Не откладывая дела в долгий ящик, он отправился в Люккан.
Ханна, как обычно, проснулась с ощущением странного предчувствия и точно в экстазе обхватила руками палочку с рунами. Потом разбудила сына, спавшего в кухне, в кроватке с соломенным тюфячком.
– Рагнар, малютка, – позвала она.
Ей невероятно нравилось выбранное ею имя, так как у нее хватило сил его добиться, невзирая на сопротивление обеих семей – ни у кого из них в роду такого имени никогда не было. Но потом они подумали и решили, что незаконнорожденному нет нужды носить традиционное имя.
Но Ханна, называя сына, вспомнила мальчика, учившегося с ней в школе.
Теперь она понимала, что ее замысел удался. Сын был очень похож на того школьного друга – такой же солнечный мальчик, всегда общительный, веселый и дружелюбный. Вот и сейчас, на рассвете, только открыв глаза, он уже улыбался матери.
Она прибралась в кухне и приготовила завтрак. Свекор пришел, как только каша была готова, тяжело сел за стол и принялся за еду. Ханна стояла у него за спиной с тарелкой в руке и ела, как она привыкла когда-то, с сынишкой на руках – ложечку Рагнару, ложечку себе.
Они оба, она и Иоэль Эрикссон, любили эти утренние часы. Ловиса в утренней трапезе не участвовала – ей надо было прочесть столько молитв!
Через несколько часов пришел приезжий мельник. Девушка внимательно на него посмотрела и подумала, что он представительный, у него широкие плечи и коротко постриженная бородка – как у знатного господина. А он, прищурившись, рассматривал Ханну. Господи, что он на нее так уставился?
Он и в самом деле смотрел на нее во все глаза. Да, она неброская, но очень внимательная. Из тех, кто смотрит и умеет видеть. Силы ей тоже не занимать, она смогла пережить и горе, и стыд.
Как же она молода, подумал Бруман, лет шестнадцать – немного больше, чем было бы Юханне, останься она в живых.
Он вдруг застыдился своего вечернего вожделения и утренней практичности. И не успел оправиться от смущения, как в кухню ворвался ребенок, маленький мальчик с большими, исполненными любопытства глазами, в которых не были ни тени робости или страха. Он посмотрел на мать и засмеялся. Это был искренний, радостный смех, такой необычный, даже вызывающий, в этом небогатом доме.
Мельник протянул мальчику руку и сказал:
– Ну здравствуй. Меня зовут Йон Бруман.
– Здравствуй, здравствуй, здравствуй, – пролепетал малыш и положил обе ладошки на руку мельника.
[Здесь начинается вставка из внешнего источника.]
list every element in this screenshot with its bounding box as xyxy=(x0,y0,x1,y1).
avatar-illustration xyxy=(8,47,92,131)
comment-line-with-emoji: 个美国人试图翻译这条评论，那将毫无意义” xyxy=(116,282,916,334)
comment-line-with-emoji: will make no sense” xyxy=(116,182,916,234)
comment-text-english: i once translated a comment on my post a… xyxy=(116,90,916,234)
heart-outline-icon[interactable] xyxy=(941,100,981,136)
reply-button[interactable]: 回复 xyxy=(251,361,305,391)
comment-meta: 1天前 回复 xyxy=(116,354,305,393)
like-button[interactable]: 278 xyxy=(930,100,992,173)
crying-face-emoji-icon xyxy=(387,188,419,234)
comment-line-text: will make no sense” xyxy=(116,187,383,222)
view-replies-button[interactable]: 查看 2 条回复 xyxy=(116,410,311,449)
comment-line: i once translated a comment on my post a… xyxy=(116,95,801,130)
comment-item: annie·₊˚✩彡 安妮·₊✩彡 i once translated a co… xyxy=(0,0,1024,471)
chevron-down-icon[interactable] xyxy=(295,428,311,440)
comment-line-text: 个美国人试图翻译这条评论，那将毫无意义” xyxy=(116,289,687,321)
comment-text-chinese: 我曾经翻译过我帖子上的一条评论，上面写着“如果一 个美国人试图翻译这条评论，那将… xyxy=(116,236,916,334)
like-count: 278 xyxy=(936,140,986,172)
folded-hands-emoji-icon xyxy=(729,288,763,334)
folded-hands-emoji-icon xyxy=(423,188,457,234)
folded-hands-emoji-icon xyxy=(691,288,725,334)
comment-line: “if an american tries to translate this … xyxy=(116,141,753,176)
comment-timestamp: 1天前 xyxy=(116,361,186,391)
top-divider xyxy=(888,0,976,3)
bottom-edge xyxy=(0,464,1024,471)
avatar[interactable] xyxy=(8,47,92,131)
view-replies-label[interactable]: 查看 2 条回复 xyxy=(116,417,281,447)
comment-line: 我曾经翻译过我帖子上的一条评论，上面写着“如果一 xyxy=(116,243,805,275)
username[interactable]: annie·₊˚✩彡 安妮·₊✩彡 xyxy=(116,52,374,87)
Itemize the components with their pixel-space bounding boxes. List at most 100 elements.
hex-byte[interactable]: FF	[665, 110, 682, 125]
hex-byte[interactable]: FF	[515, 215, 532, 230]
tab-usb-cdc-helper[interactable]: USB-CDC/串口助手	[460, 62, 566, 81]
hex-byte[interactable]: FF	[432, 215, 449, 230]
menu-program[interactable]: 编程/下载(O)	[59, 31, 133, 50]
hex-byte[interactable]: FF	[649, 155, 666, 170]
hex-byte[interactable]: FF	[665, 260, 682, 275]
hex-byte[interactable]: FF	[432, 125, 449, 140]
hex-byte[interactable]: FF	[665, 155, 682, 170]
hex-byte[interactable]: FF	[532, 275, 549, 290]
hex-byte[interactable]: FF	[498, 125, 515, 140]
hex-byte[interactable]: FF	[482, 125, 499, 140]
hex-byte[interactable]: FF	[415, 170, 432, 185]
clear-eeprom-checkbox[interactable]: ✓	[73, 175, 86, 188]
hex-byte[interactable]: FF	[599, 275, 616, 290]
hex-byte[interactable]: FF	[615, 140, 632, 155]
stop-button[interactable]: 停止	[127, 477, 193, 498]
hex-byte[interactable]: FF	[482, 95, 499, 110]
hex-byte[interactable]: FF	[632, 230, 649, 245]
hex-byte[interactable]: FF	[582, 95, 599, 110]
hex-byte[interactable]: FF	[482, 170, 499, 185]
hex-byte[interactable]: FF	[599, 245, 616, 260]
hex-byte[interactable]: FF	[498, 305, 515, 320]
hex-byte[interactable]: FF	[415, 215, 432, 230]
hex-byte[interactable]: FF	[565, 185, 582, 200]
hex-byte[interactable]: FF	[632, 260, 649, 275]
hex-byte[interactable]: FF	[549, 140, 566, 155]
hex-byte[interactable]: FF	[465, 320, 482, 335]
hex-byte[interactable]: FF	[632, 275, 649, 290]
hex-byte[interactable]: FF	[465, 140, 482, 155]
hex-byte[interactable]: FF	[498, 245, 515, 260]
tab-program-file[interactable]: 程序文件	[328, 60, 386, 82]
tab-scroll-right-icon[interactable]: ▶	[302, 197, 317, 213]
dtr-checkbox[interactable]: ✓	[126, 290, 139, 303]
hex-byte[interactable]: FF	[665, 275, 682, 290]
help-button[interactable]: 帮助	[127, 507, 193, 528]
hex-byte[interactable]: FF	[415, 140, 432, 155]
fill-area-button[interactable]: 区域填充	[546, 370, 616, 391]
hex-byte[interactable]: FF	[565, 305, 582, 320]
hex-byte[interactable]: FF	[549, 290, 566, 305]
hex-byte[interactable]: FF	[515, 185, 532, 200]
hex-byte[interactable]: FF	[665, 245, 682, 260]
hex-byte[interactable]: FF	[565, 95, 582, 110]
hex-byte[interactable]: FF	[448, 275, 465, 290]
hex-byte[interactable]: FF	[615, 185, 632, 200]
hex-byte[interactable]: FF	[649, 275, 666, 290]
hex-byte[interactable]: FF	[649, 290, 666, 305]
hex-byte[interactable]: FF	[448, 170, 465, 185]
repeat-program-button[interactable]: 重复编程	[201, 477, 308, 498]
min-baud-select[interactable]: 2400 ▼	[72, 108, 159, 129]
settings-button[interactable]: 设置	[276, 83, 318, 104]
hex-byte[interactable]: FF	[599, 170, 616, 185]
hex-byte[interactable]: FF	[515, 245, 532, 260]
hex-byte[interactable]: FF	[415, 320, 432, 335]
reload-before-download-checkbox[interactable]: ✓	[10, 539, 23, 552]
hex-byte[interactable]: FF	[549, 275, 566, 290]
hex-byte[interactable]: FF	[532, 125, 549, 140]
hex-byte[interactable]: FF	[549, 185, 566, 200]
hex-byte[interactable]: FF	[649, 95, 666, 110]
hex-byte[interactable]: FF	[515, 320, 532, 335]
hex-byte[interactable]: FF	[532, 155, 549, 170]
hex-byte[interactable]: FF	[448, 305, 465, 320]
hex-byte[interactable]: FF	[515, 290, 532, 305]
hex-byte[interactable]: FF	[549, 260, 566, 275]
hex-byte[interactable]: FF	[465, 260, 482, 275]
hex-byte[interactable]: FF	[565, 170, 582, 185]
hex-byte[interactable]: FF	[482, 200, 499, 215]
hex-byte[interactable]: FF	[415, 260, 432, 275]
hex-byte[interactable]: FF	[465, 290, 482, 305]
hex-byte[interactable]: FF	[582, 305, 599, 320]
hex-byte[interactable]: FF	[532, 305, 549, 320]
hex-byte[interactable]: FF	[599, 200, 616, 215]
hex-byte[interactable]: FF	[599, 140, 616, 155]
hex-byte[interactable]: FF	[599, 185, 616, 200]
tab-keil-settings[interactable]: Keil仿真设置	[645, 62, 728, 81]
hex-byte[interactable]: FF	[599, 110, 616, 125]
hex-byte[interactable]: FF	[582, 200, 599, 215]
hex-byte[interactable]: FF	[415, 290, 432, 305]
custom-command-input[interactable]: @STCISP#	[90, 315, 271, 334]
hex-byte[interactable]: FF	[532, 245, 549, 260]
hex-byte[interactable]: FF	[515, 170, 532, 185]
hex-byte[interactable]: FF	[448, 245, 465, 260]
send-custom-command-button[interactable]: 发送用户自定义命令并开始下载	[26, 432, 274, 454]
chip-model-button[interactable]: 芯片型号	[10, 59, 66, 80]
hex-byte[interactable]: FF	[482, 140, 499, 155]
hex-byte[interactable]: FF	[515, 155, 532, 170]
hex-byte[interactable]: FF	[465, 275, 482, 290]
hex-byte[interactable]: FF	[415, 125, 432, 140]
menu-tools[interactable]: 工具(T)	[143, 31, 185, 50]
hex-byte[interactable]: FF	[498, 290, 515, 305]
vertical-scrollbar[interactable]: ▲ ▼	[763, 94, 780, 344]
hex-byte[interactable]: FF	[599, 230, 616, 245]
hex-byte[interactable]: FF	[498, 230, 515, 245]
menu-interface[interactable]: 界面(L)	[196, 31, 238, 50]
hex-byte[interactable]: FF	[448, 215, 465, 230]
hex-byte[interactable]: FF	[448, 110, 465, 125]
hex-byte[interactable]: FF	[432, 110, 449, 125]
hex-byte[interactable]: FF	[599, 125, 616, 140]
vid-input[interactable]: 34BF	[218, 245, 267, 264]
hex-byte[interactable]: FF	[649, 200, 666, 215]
Впервые в жизни кто-то уважительно поздоровался с Рагнаром, и глаза Ханны сверкнули от счастья. Но тут в кухню, тяжело топая, вошел Иоэль Эрикссон и с порога сказал:
– Тебе давно пора. Мальчика возьми с собой.
Еще спустя секунду появилась Ловиса и принялась ворчливо ругать Ханну за то, что та забыла сварить кофе. Девушка торопливо исчезла за дверью. Йон Бруман проследил за ней взглядом, отметив, какая прямая у нее спина, спина, которую она привыкла гнуть в поле с ребенком на руках. Решение созрело мгновенно: он заберет их отсюда обоих – и ее, и мальчика.
По пути домой Йон зашел к Анне. Он был немногословен. «Делай что хочешь, старушка, но устрой так, чтобы я смог поговорить с девочкой».
Сказать это было легче, чем исполнить – с тех пор как Ханна стала в Люккане снохой, свободного времени у нее не было ни минуты. Но Анна нашла выход. Она пошла к Майе-Лизе, поговорила с ней, и та послала в Люккан одного из сыновей. Мальчишка должен был сказать, что Ханну ждут дома на праздник, погостить у родителей.
В субботу Бруман поднялся спозаранку и принялся за уборку дома. Мебели у него было мало – стол и скамья, – поэтому уборка не заняла много времени. Хоть и бедно, но зато чисто.